Moreover, it had become apparent to all that a stable government was possible without Netanyahu. Leaders of the opposition Blue and White party, which came in second in April’s election, had made clear that they would willingly negotiate with Likud over a national-unity government of seventy members, without the ultra-Orthodox, leftist parties such as Labor or Meretz, or rightist parties like Lieberman’s—if another leader of the Likud, one not subject to indictment, were in charge. What Blue and White would not do is crush what’s left of Israel’s fragile constitutional democracy—its rule of law—in order to save Netanyahu. Neither would the benighted Labor Party, which is now down to six seats in the Knesset, and which Netanyahu approached in desperation two days before the deadline, promising lavish government appointments.

“Bibi needs the Prime Minister’s chair to avoid the defendant’s chair,” Yaalon, who is currently a leader of Blue and White, told the Reshet Bet radio station on Thursday.
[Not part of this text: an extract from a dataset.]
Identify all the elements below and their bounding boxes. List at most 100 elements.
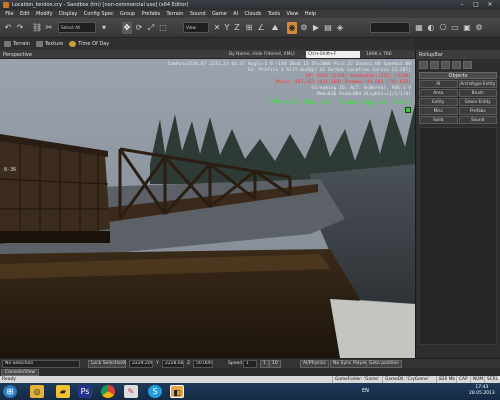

Blue and White would not go along, he said, though thirty-five per cent of the party’s voters considered themselves on the right—and he asked why prominent Likud leaders would, just to shield Netanyahu. Were Likud leaders to turn against Netanyahu, they would be positioned to inherit the party. “They lack the courage,” Yaalon said. Then again, game theorists might provide a different answer. “The problem,” the veteran news commentator Amnon Abramovitz told me, is that other Likud leaders “may all feel Netanyahu is past, a danger, and would like to see him replaced, but they cannot act together—they are rivals, and none can afford to be branded a traitor.”

Individually and collectively, Likud leaders may believe that caution now will yield power later; but they might come to regret their inaction, whatever its explanation. One never knows how campaigns will evolve, nor how Netanyahu will fare, particularly as the United States enters its own bruising election cycle and cozy relations with the Trump Administration may start to seem more a liability than a benefit. According to a poll by the Walla Web site, fifty-six per cent of Israelis are opposed to an immunity bill. Further, one cannot assume that there will not be stirrings among Israeli liberals, now that they’ve been handed a mulligan. The most important thing that Meretz, Labor, and moderate factions within Blue and White can do is increase the vote of Arab citizens. Party leaders seem more alert than before to a future that rests, if not on alliances with Arab parties, then on appeals to Arab voters. Last Saturday night, the three parties mustered more than fifty thousand demonstrators at a rally in Tel Aviv, to protest any impending change to Supreme Court review. Ayman Odeh, the Arab-Israeli leader of the left-wing Hadash party, electrified the crowd by calling for a “partnership” between Jews and Arabs—“the only way to hope and change in the land and the state.” The rally’s organizers, pressured by rightist factions within Blue and White, had initially rescinded the invitation to Odeh, but the blowback on social media was overwhelming, and all of the party’s leaders attended. In effect, a long-standing taboo against coöperation between self-styled Zionist and Arab parties had been broken.

Civil-society organizations, meanwhile, especially in the legal profession, have been activated, with the aim of inspiring Likud leaders to greater “courage” in the face of the constitutional threat posed by Netanyahu’s effort to save himself. The former Supreme Court Justice Aharon Barak, the former Attorney General Elyakim Rubinstein, and the former Justice Minister Dan Meridor, the latter two long associated with the Likud, have spoken out. So has an organization of roughly two hundred and fifty former senior commanders of the military and security services.

Netanyahu has survived for now, and Likud may win again. But his opponents seem more organized than before, the stakes for democracy are clearer, and the indictment clock seems out of synch with the electoral one. It must be a particularly bitter irony for Netanyahu, though, that he may have to face trial, and could ultimately be brought down, not because of the electoral victory of principled democrats or a revolt from within his own party—but by a former acolyte who is as indifferent to liberal norms, as cynical and as power-driven as he is.